Oh, OK, a misunderstanding. I though you said that get_headers($url) is using internally cURL.

I think it should be way faster to use just get_headers() and run cURL only when needed.

Answer 9 · 2017-11-05T15:44:45.000Z

As I said, it will be faster certainly be faster for some cases, but for well-built websites it will be slower because it's going to be sending more requests than necessary.

I define a well-built website as a website that has no broken links and no over-sized pages. I wouldn't want to punish websites who do it right in favor of websites who have plenty of broken links and such.

I am however having a hard time finding ressources saying how to achieve what I am looking for, hence I may very well end up going with the alternative.

Answer 10 · 2017-11-05T15:48:49.000Z

Are you currently crawling CSS, JS, and all other files for the URLs? Using headers should eliminate going through unnecessary files when you know in advance the media types and I believe there are more useless than useful files in an average website.

Answer 11 · 2017-11-05T15:51:22.000Z

Unless someone links a CSS/JS/whatever file with an a[href], it wouldn't even look at it.

Answer 12 · 2017-11-05T15:54:08.000Z

CSS and JS should not be directly linked, but there there are often various downloads like PDFs etc. that are href-linked.

Answer 13 · 2017-11-05T16:14:38.000Z

Yes, they are href linked and can be optionally indexed since #40. Images however are a better example of wasteful downloads.

Answer 14 · 2017-11-11T09:36:07.000Z

Could always do a is_html() function that users get_headers then retrieve if necessary.

Answer 15 · 2017-11-13T21:32:01.000Z

The method I was initially proposing would be done with something like this:

curl_setopt( $ch, CURLOPT_WRITEFUNCTION, "my_callback" );
  function my_callback() {
    return (isValid) ? 1 : -1;
  }

It is really not exactly I was looking for but works for all intents and purposes. The way it works can be read in detail here, but in short, it can abort a cURL operation as soon as some data has been received.

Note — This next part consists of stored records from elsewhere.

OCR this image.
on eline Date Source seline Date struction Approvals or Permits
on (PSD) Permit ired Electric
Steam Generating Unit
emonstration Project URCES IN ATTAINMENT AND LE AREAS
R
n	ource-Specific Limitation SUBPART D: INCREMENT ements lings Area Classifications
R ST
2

This doesn't sound amazingly efficient to me and as such I feel compelled to actually test how well it stacks up against just getting the headers and optionally the full request afterwards as @2globalnomads was proposing.

Answer 16 · 2017-11-13T22:10:28.000Z

I lied. The better way to do this is with CURLOPT_HEADERFUNCTION

Answer 17 · 2017-11-14T02:32:23.000Z

I created a branch to test that implementation, it's not the cleanest thing in the world, but it works. https://github.com/knyzorg/Sitemap-Generator-Crawler/tree/single-request

The performance improvements are predictably obvious with websites that have a lot of PDFs such as this one: http://rolf-herbold.de

The effect is ideal, performance for standard sites is unaffected while the performance of sites as the above is improved (how much is determined by internet speed).

Answer 18 · 2017-11-14T16:29:00.000Z

On a sidenote, I'm actually working on multi-threaded(?) version of your crawler via curl_multi_exec.

I have some non database scraped sites that I crawl to build up the site and single threaded takes forever.

Answer 19 · 2017-11-14T16:48:10.000Z

What is this curl_multi_exec version you speak of?

Answer 20 · 2017-12-27T22:04:34.000Z

After more testing. What I did is definitely not merge-able as is. On some systems, handling a failed cURL is more expensive than downloading whatever.